Très loin et très haut. N’amusant plus personne. Leur respiration devient aisée. Quand le vin est tiré il faut le boire, mais nul ne se veut serviteur de l’autre. Maudites bottes ? Torrent. Rien. À voir par soi-même. Il espère trouver l’univers dans son néant. Oubliés. Esseulés. Logés contre des pierreries. Rien à comprendre que l’éternelle misère de morts plus désirables que les vies antérieures. Dépendances aux mères, caprices des sœurs, haine des frères, vexation par les faits. Tant pis. Ils doivent en ricaner sereinement. Le ciel est mangé par les roches.
Margarete veut-elle être sauvée par quiconque ?

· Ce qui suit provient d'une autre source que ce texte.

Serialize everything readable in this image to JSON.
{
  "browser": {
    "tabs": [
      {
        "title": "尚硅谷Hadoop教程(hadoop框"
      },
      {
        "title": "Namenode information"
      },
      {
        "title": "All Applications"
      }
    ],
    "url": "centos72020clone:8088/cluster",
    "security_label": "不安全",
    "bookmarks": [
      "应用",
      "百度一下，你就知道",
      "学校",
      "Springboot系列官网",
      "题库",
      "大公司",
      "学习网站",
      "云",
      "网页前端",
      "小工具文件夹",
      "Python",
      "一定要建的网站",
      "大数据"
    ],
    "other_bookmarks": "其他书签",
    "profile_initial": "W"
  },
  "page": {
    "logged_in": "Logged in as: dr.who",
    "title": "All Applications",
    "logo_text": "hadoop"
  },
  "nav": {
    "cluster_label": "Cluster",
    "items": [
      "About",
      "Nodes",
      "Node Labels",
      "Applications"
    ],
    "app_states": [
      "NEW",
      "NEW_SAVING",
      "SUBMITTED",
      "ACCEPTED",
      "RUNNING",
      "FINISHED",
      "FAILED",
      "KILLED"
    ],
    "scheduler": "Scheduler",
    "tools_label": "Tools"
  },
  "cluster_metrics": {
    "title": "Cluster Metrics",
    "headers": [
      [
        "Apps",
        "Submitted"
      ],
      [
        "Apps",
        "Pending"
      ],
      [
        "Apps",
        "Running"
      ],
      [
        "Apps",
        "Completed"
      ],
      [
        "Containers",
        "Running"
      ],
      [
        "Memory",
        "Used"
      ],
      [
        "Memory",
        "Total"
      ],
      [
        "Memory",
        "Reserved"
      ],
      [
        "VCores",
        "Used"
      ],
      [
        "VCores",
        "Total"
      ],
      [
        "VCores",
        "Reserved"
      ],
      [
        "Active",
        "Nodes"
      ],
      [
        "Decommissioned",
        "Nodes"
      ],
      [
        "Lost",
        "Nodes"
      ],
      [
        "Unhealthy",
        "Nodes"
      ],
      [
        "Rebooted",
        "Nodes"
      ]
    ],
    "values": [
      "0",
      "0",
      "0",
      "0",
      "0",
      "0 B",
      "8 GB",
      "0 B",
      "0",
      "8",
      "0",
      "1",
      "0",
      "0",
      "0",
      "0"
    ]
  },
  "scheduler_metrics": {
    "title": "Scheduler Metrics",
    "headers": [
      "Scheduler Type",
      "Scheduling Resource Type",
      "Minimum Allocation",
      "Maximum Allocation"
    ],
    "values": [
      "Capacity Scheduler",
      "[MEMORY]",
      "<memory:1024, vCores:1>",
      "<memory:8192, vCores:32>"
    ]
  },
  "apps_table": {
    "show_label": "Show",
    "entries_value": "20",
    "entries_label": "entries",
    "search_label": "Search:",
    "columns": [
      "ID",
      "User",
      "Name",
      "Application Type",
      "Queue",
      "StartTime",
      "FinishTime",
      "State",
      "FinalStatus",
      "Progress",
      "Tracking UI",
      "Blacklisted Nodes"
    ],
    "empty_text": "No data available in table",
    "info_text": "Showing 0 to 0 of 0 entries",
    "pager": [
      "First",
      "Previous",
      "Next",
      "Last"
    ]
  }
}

Que veut Faust, un soleil, un homoncule, deux ? Tout demeure trop peu pour lui. Geyser, mirage ? Puits bouillonnant, contrôler les éléments, passer à l’action, morsure. Nul salut. Le silence bouillonne, trou insensé, les décisions ne s’appartiennent plus. Pouvoir, influence, matin, esprit, peuple, tout est bradé, scalpel ou non. Pacte signé avec l’usurier des ombres, qui le tient, là, perdu, son âme, il y a droit. Lapidation, le couvrir de pierres, lui exploser la face, il rit, jouit du massacre. Tireur du dimanche, tireur du dimanche. Qui lui donnera à manger ? Qui le sortira d’ici ? Râle sans fin de jouissance de mort. Fini. Comme si ça n’avait jamais été. Où aller ? Là-bas ! Plus loin.